Des personnages handi qui permettent cette projection, il y en a globalement peu. Personnellement, les grandes figures de la pop culture auxquelles je m’étais complètement identifiée en étant plus jeune par rapport à mon handicap étaient les X-Men. Leur vécu commun d’avoir subi des mutations et d’être devenus des êtres différents, d’avoir un rapport particulier à la société «normale», combiné à l’aspect fantastique de leurs pouvoirs, ça rendait l’identification aux personnages possibles, mais ça laissait aussi de la place pour se construire au-delà du handicap, dans le bon comme le mauvais. 

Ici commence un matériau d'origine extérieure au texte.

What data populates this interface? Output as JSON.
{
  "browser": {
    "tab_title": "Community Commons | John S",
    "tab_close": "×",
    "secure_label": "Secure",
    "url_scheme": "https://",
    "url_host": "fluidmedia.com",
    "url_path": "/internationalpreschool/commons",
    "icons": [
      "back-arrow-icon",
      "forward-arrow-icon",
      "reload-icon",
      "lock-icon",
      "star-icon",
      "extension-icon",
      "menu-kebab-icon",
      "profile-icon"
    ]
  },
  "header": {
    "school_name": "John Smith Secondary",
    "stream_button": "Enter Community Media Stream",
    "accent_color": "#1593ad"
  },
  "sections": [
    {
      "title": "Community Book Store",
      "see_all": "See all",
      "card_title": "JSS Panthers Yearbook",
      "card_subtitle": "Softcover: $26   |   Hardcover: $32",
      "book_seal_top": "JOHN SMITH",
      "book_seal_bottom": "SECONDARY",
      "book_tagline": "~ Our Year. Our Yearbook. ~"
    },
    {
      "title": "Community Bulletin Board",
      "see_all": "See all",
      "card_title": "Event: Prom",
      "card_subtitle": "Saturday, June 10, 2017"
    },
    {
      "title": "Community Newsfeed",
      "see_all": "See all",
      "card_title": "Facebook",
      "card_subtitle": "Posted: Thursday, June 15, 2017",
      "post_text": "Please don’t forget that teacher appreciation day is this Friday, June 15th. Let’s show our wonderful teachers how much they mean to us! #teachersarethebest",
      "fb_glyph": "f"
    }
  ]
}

Ce sont des choses importantes pour un esprit d’enfant: le droit à la zone d’ombre, le droit aux personnages, aux anti-héros, le droit aux méchants. Ces récits fictionnels me donnaient des exemples sur ma perception, différente, par la société. Ça permet de poser dès l’enfance les jalons d’une réflexion et d’un rapport de soi à la société. J’insiste sur ce point parce que c’est très important d’avoir des représentations positives, mais aussi des représentations plus sombres de ce que ce regard sociétal validiste peut entraîner.

La société valide adore les histoires de handicaps et de personnages handicapés: ce sont une sorte de films d’horreur pour les valides qui, que ce soit assumé ou non, ressentent une angoisse réelle de perdre l’usage de leur corps. Notre société est tellement violente envers les personnes handicapées qu’une personne valide a peur de devenir handicapée, de ne plus être capable de produire, de devenir «une charge pour la société», d’être mis au banc, de se retrouver à survivre plus qu’à vivre… 

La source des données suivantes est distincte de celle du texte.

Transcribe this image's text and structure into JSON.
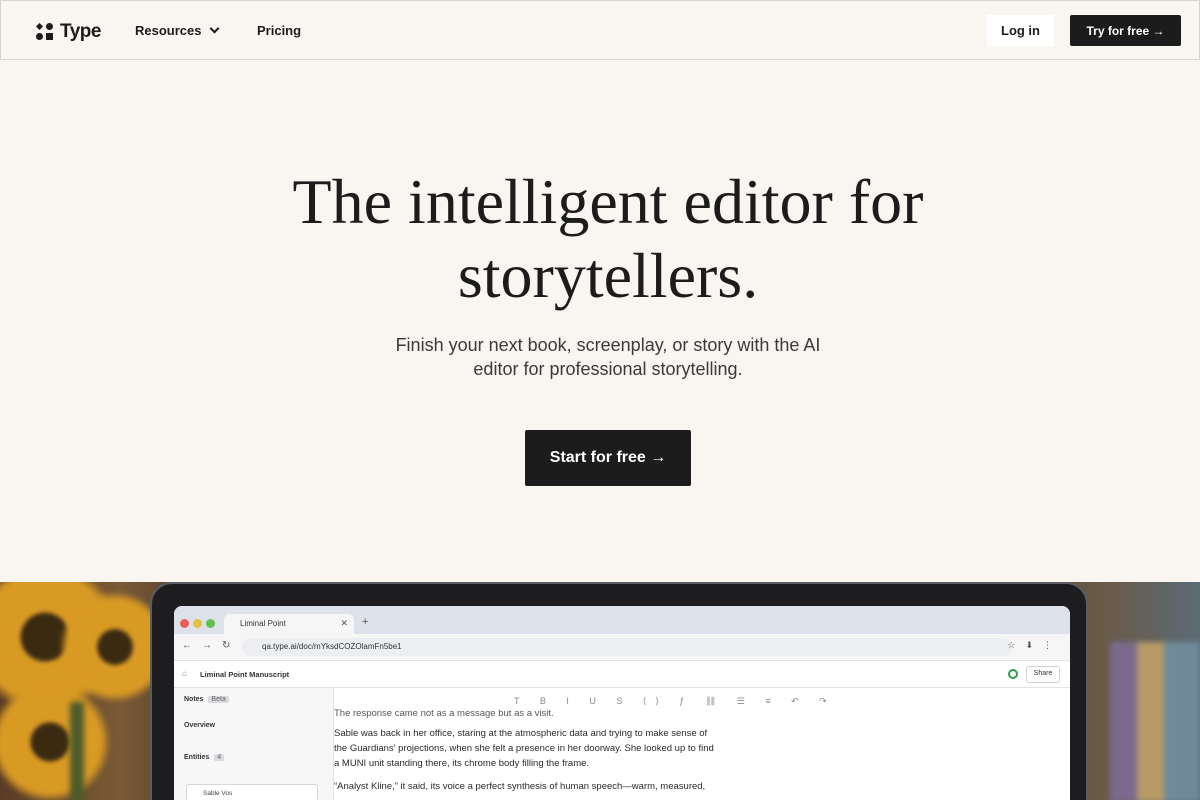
{
  "nav": {
    "brand": "Type",
    "resources_label": "Resources",
    "pricing_label": "Pricing",
    "login_label": "Log in",
    "try_label": "Try for free →"
  },
  "hero": {
    "title": "The intelligent editor for storytellers.",
    "subtitle": "Finish your next book, screenplay, or story with the AI editor for professional storytelling.",
    "cta_label": "Start for free →"
  },
  "screenshot": {
    "tab_title": "Liminal Point",
    "url": "qa.type.ai/doc/mYksdCOZOlamFn5be1",
    "doc_title": "Liminal Point Manuscript",
    "share_label": "Share",
    "notes_label": "Notes",
    "notes_badge": "Beta",
    "overview_label": "Overview",
    "entities_label": "Entities",
    "entities_count": "4",
    "entity_name": "Sable Vos",
    "cut_line": "The response came not as a message but as a visit.",
    "paragraph_1": "Sable was back in her office, staring at the atmospheric data and trying to make sense of the Guardians' projections, when she felt a presence in her doorway. She looked up to find a MUNI unit standing there, its chrome body filling the frame.",
    "paragraph_2": "“Analyst Kline,” it said, its voice a perfect synthesis of human speech—warm, measured,"
  },
  "colors": {
    "background": "#f9f6f2",
    "ink": "#1c1c1c",
    "button_dark": "#1c1c1c"
  }
}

La perspective du handicap est effrayante pour la société valide et c’est ce côté «frisson» qui attire les valides. Surtout que ces histoires narrent toujours le dépassement du handicap et possèdent donc un côté rassurant: «ah mais oui, mais on peut s’en sortir aussi». Il y a le terme anglophone d’inspiration porn pour décrire ce type d’œuvres où des personnages handicapés servent à inspirer un public résolument valide. C’est quelque chose de très prisé. Si ce n’est pas trop mal écrit et pas trop mal filmé, ce sont des œuvres qui font donc pleuvoir les récompenses. 

En plus de ça, pour un·e comédien·ne valide, ce genre de rôle constitue une sorte de consécration ultime. La société a l’impression qu’iel s’est complètement dépassé dans le fait de jouer en fauteuil par exemple. Alors que des comédien·nes qui sont en fauteuil et qui jouent tout le temps en fauteuil, ça existe et ça n’a rien d’incroyable. Cela découle de la vision que le handicap diminue forcément le corps valide, et donc, un·e comédien·ne qui porte un costume de handicap va être «entravé·e» dans son jeu. S’ajoute à cela le fait concomitant qu’il y aurait un certain courage à avoir pour un·e comédien·ne valide à jouer un personnage handicapé, à s’abaisser, s’enlaidir, alors même que les comédien·nes représentent souvent les canons de beauté. Je pense qu’il y a une forme de récompense à cet accord d’enlaidissement. 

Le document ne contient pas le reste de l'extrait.